Imagem do dia #5 da Copa: O que é o futebol, se não geometria?
Voleios como o de Richarlison, registrados pelas lentes de grandes fotógrafos, ganham longa vida
LUSAIL – O poeta Carlos Drummond de Andrade, que sabia das coisas da vida, mas não era nenhum especialista em futebol, embora gostasse do que corria em torno da bola, logo intuiu que era tudo questão de geometria. Em 1970, em Meu Coração no México – e não cabe aqui nenhum comparação com as feras do Saldanha que virariam o escrete de Zagallo – ele anotou: “Então crescem os homens.
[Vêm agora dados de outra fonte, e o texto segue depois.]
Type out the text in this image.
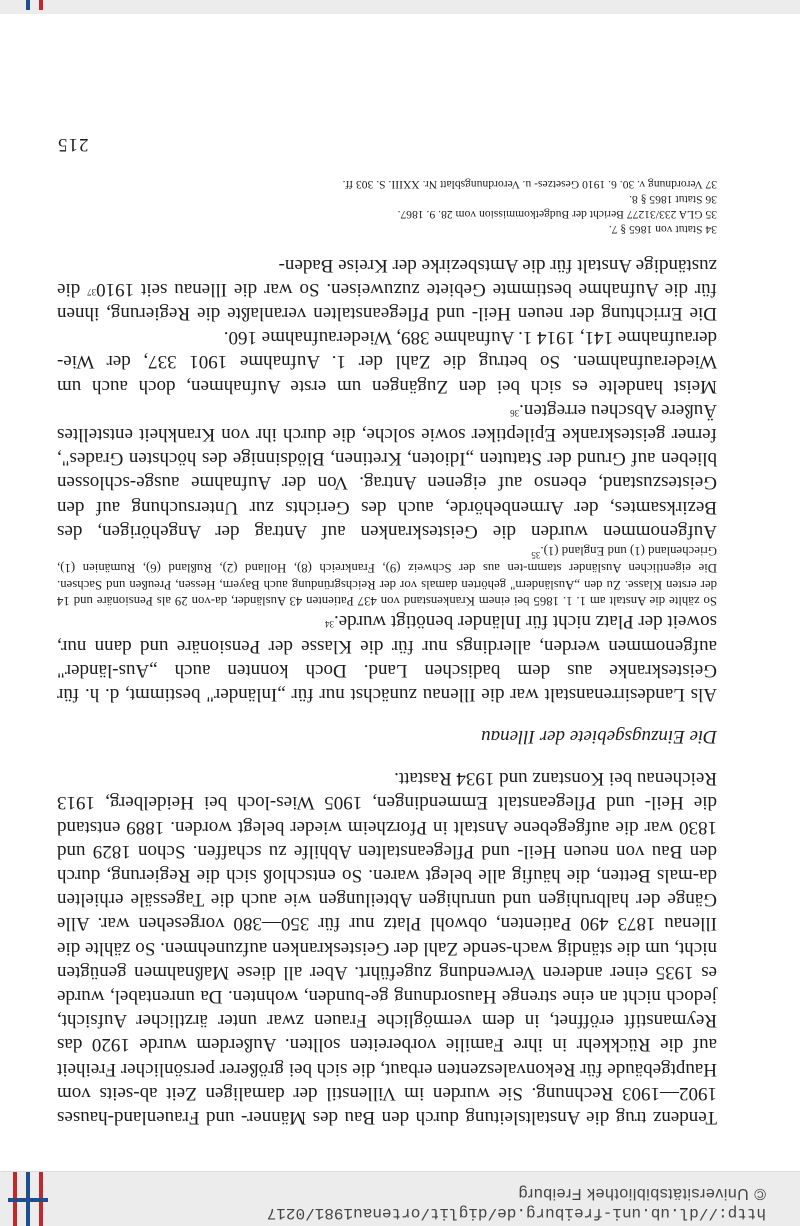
http://dl.ub.uni-freiburg.de/diglit/ortenau1981/0217
© Universitätsbibliothek Freiburg

Tendenz trug die Anstaltsleitung durch den Bau des Männer- und Frauenland-hauses 1902—1903 Rechnung. Sie wurden im Villenstil der damaligen Zeit ab-seits vom Hauptgebäude für Rekonvaleszenten erbaut, die sich bei größerer persönlicher Freiheit auf die Rückkehr in ihre Familie vorbereiten sollten. Außerdem wurde 1920 das Reymanstift eröffnet, in dem vermögliche Frauen zwar unter ärztlicher Aufsicht, jedoch nicht an eine strenge Hausordnung ge-bunden, wohnten. Da unrentabel, wurde es 1935 einer anderen Verwendung zugeführt. Aber all diese Maßnahmen genügten nicht, um die ständig wach-sende Zahl der Geisteskranken aufzunehmen. So zählte die Illenau 1873 490 Patienten, obwohl Platz nur für 350—380 vorgesehen war. Alle Gänge der halbruhigen und unruhigen Abteilungen wie auch die Tagessäle erhielten da-mals Betten, die häufig alle belegt waren. So entschloß sich die Regierung, durch den Bau von neuen Heil- und Pflegeanstalten Abhilfe zu schaffen. Schon 1829 und 1830 war die aufgegebene Anstalt in Pforzheim wieder belegt worden. 1889 entstand die Heil- und Pflegeanstalt Emmendingen, 1905 Wies-loch bei Heidelberg, 1913 Reichenau bei Konstanz und 1934 Rastatt.

Die Einzugsgebiete der Illenau

Als Landesirrenanstalt war die Illenau zunächst nur für „Inländer" bestimmt, d. h. für Geisteskranke aus dem badischen Land. Doch konnten auch „Aus-länder" aufgenommen werden, allerdings nur für die Klasse der Pensionäre und dann nur, soweit der Platz nicht für Inländer benötigt wurde.$^{34}$

So zählte die Anstalt am 1. 1. 1865 bei einem Krankenstand von 437 Patienten 43 Ausländer, da-von 29 als Pensionäre und 14 der ersten Klasse. Zu den „Ausländern" gehörten damals vor der Reichsgründung auch Bayern, Hessen, Preußen und Sachsen. Die eigentlichen Ausländer stamm-ten aus der Schweiz (9), Frankreich (8), Holland (2), Rußland (6), Rumänien (1), Griechenland (1) und England (1).$^{35}$

Aufgenommen wurden die Geisteskranken auf Antrag der Angehörigen, des Bezirksamtes, der Armenbehörde, auch des Gerichts zur Untersuchung auf den Geisteszustand, ebenso auf eigenen Antrag. Von der Aufnahme ausge-schlossen blieben auf Grund der Statuten „Idioten, Kretinen, Blödsinnige des höchsten Grades", ferner geisteskranke Epileptiker sowie solche, die durch ihr von Krankheit entstelltes Äußere Abscheu erregten.$^{36}$

Meist handelte es sich bei den Zugängen um erste Aufnahmen, doch auch um Wiederaufnahmen. So betrug die Zahl der 1. Aufnahme 1901 337, der Wie-deraufnahme 141, 1914 1. Aufnahme 389, Wiederaufnahme 160.

Die Errichtung der neuen Heil- und Pflegeanstalten veranlaßte die Regierung, ihnen für die Aufnahme bestimmte Gebiete zuzuweisen. So war die Illenau seit 1910$^{37}$ die zuständige Anstalt für die Amtsbezirke der Kreise Baden-

34 Statut von 1865 § 7.
35 GLA 233/31277 Bericht der Budgetkommission vom 28. 9. 1867.
36 Statut 1865 § 8.
37 Verordnung v. 30. 6. 1910 Gesetzes- u. Verordnungsblatt Nr. XXIII. S. 303 ff.
215
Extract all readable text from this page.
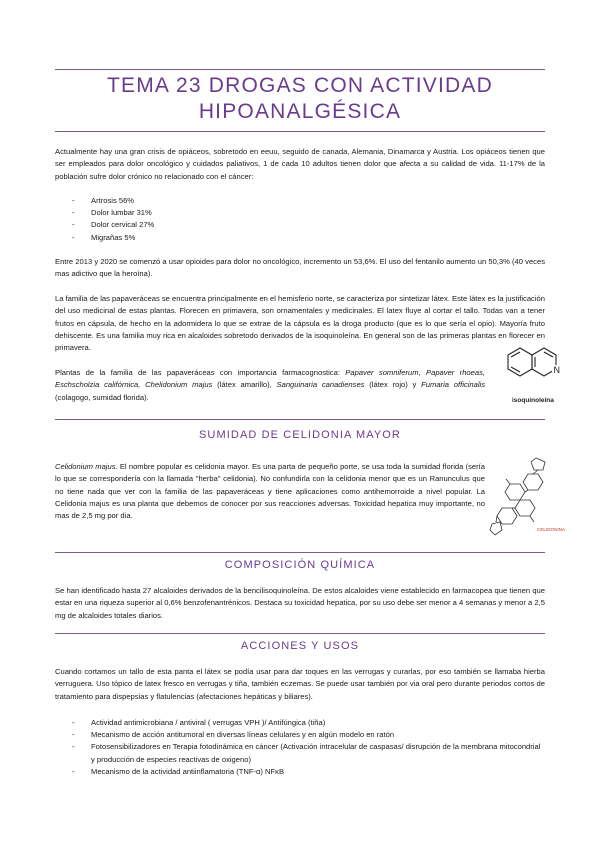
TEMA 23 DROGAS CON ACTIVIDAD
HIPOANALGÉSICA

Actualmente hay una gran crisis de opiáceos, sobretodo en eeuu, seguido de canada, Alemania, Dinamarca y Austria. Los opiáceos tienen que ser empleados para dolor oncológico y cuidados paliativos, 1 de cada 10 adultos tienen dolor que afecta a su calidad de vida. 11-17% de la población sufre dolor crónico no relacionado con el cáncer:

- Artrosis 56%
- Dolor lumbar 31%
- Dolor cervical 27%
- Migrañas 5%

Entre 2013 y 2020 se comenzó a usar opioides para dolor no oncológico, incremento un 53,6%. El uso del fentanilo aumento un 50,3% (40 veces mas adictivo que la heroína).

La familia de las papaveráceas se encuentra principalmente en el hemisferio norte, se caracteriza por sintetizar látex. Este látex es la justificación del uso medicinal de estas plantas. Florecen en primavera, son ornamentales y medicinales. El latex fluye al cortar el tallo. Todas van a tener frutos en cápsula, de hecho en la adormidera lo que se extrae de la cápsula es la droga producto (que es lo que sería el opio). Mayoría fruto dehiscente. Es una familia muy rica en alcaloides sobretodo derivados de la isoquinoleína. En general son de las primeras plantas en florecer en primavera.

Plantas de la familia de las papaveráceas con importancia farmacognostica: Papaver somniferum, Papaver rhoeas, Eschscholzia califórnica, Chelidonium majus (látex amarillo), Sanguinaria canadienses (látex rojo) y Fumaria officinalis (colagogo, sumidad florida).

N
isoquinoleína
SUMIDAD DE CELIDONIA MAYOR

Celidonium majus. El nombre popular es celidonia mayor. Es una parta de pequeño porte, se usa toda la sumidad florida (sería lo que se correspondería con la llamada "herba" celidonia). No confundirla con la celidonia menor que es un Ranunculus que no tiene nada que ver con la familia de las papaveráceas y tiene aplicaciones como antihemorroide a nivel popular. La Celidonia majus es una planta que debemos de conocer por sus reacciones adversas. Toxicidad hepatica muy importante, no mas de 2,5 mg por dia.

CELIDONINA
COMPOSICIÓN QUÍMICA

Se han identificado hasta 27 alcaloides derivados de la bencilisoquinoleína. De estos alcaloides viene establecido en farmacopea que tienen que estar en una riqueza superior al 0,6% benzofenantrénicos. Destaca su toxicidad hepatica, por su uso debe ser menor a 4 semanas y menor a 2,5 mg de alcaloides totales diarios.

ACCIONES Y USOS

Cuando cortamos un tallo de esta panta el látex se podía usar para dar toques en las verrugas y curarlas, por eso también se llamaba hierba verruguera. Uso tópico de latex fresco en verrugas y tiña, también eczemas. Se puede usar también por via oral pero durante periodos cortos de tratamiento para dispepsias y flatulencias (afectaciones hepáticas y biliares).

- Actividad antimicrobiana / antiviral ( verrugas VPH )/ Antifúngica (tiña)
- Mecanismo de acción antitumoral en diversas líneas celulares y en algún modelo en ratón
- Fotosensibilizadores en Terapia fotodinámica en cáncer (Activación intracelular de caspasas/ disrupción de la membrana mitocondrial y producción de especies reactivas de oxigeno)
- Mecanismo de la actividad antiinflamatoria (TNF-α) NFκB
Cada um é toda a luta, sério. E é todo arte. Uma geometria astuciosa aérea, musical, de corpos sábios a se entenderem, membros polifônicos de um corpo só, belo e suado”. Experimente ler esse trecho do poema tendo à frente dos olhos a excepcional foto de Alexandre Battibugli, que acompanha a cobertura de VEJA e PLACAR na Copa do Catar. É pura geometria astuciosa. Coisa de quem entende. Falo aqui de Battibugli, mas também de Richarlison e seu já eterno voleio: os olhos fixos na bola, a perna esquerda e a direita a compor um perfeito “L”. Tudo é equilíbrio a antecipar a rede estufada, em um clássico golaço que fez o estádio Lusail soltar um prolongado óóóó…
Faz lembrar uma outra foto, a do voleio de Rivaldo nas oitavas-de-final contra a Bélgica, na Copa de 2002, em imagem flagrada por Ricardo Corrêa – ele também com VEJA e PLACAR no Mundial do deserto. É um registro clássico, que girou o mundo, o 10 às costas. O ensaísta e compositor José Miguel Wisnick – ele sim um fenomenal teórico do futebol – escreveu em 2002, a respeito do malabarismo inigualável de Rivaldo, o pernambucano tímido, ao sacar os chutes espetaculares, corpo voando: “Peão barroco em pleno movimento”. Foi assim também com Richarlison.
Há ainda muita estrada para o Brasil no Catar, a vitória contra a Sérvia foi boa, fácil até, mas longe de empolgar Richarlison, contudo, ele sim faz crescer as esperanças, com o apoio das câmeras de televisão e das lentes dos fotógrafos. Viva a geometria astuciosa aérea.